В сфере антитеррористической деятельности необходимо с федерального уровня поддержать те инициативы по урегулированию ситуации, которые уже реализуются главами некоторых северокавказских республик. Так, Комиссии по адаптации прекративших участие в незаконных вооруженных формированиях боевиков функционируют в Ингушетии и Дагестане. Поддержка федерального центра позволила бы придать подобному диалогу большую легитимность и устойчивость, гарантировать на более высоком уровне достигнутые договоренности, а также более четко согласовать политику силовых структур с задачами мирного урегулирования в регионе. Целесообразно активнее привлекать к борьбе с терроризмом местные сообщества. Все это никоим образом не отменяет необходимость эффективных силовых действий в отношении непримиримых боевиков. С закоренелыми бандитами и убийцами никто договариваться не предлагает.

В борьбе с радикальными исламскими течениями ставка обычно делается на поддержку традиционного ислама. Однако при этом не принимается во внимание, что радикальные религиозные взгляды во многом питаются социальным протестом молодежи против существующей системы общественных отношений в северокавказских республиках, а «официальный» ислам воспринимается как часть этих отношений. Политике общественного урегулирования в наибольшей мере соответствовала бы другая позиция государства в данной сфере, предусматривающая:

• четкое разделение сферы религиозной идеологии (где светское государство нейтрально) и сферы политического экстремизма (где государство должно стоять на защите личности и собственности);

• позиционирование государственных институтов как гаранта свободы вероисповедания в рамках, обозначенных Конституцией РФ;

• государственную поддержку диалога между различными течениями внутри ислама.

Однако очевидно, что барьеры к смене государственной политики в данной сфере достаточно высоки.

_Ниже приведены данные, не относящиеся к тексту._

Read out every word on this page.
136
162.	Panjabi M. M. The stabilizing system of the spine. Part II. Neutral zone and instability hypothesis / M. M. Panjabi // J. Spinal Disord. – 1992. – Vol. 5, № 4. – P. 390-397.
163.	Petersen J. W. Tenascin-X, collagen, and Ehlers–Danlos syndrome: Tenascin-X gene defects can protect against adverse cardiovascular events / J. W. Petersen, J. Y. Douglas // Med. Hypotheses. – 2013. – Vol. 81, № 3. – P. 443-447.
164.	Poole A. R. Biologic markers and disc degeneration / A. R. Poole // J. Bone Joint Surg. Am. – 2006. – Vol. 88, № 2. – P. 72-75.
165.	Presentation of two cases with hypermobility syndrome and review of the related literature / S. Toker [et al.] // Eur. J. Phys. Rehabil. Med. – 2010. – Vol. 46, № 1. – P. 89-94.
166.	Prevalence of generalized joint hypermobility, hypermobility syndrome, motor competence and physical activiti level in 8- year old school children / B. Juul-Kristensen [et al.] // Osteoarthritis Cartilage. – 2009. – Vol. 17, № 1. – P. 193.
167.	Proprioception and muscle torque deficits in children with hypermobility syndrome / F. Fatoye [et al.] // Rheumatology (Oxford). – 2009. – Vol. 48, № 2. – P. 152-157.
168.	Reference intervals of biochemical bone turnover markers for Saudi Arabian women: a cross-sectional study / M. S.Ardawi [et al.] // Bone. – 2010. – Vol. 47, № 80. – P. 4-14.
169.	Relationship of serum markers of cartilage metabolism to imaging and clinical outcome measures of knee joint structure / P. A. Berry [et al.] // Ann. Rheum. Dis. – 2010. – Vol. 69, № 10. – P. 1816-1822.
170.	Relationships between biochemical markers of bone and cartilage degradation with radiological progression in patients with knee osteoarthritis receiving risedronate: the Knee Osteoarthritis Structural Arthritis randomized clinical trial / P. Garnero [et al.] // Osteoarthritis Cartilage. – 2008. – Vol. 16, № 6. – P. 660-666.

В-третьих, нужно стремиться формировать механизмы продвижения наиболее активной и талантливой молодежи «поверх» существующих клановых и коррупционных «вертикальных лифтов», ориентируясь на перспективы формирования новой северокавказской элиты. Одним из инструментов решения этой непростой задачи могла бы стать президентская инициатива «Кадровый резерв Северного Кавказа», предусматривающая максимально объективные механизмы отбора и участие в интенсивных образовательных программах. Программы должны включать углубленное изучение иностранных языков (дополнительным фильтром мог бы быть контроль за освоением иностранного языка после первого года обучения), освоение наиболее передовых управленческих технологий, серьезный общегуманитарный культурный компонент. Результат подобного обучения – не только совершенствование человеческого капитала, а тем самым и расширение карьерных перспектив его участников, но и появление сообщества молодых активных людей из различных республик, имеющих свой, более широкий взгляд на кавказскую проблематику, на решение характерных для региона проблем.

Наконец, в-четвертых, государство должно вести целенаправленную политику по формированию позитивного имиджа Северного Кавказа. Разыгрывание националистической карты в условиях столь взрывоопасной ситуации в регионе может чересчур дорого обойтись российскому обществу.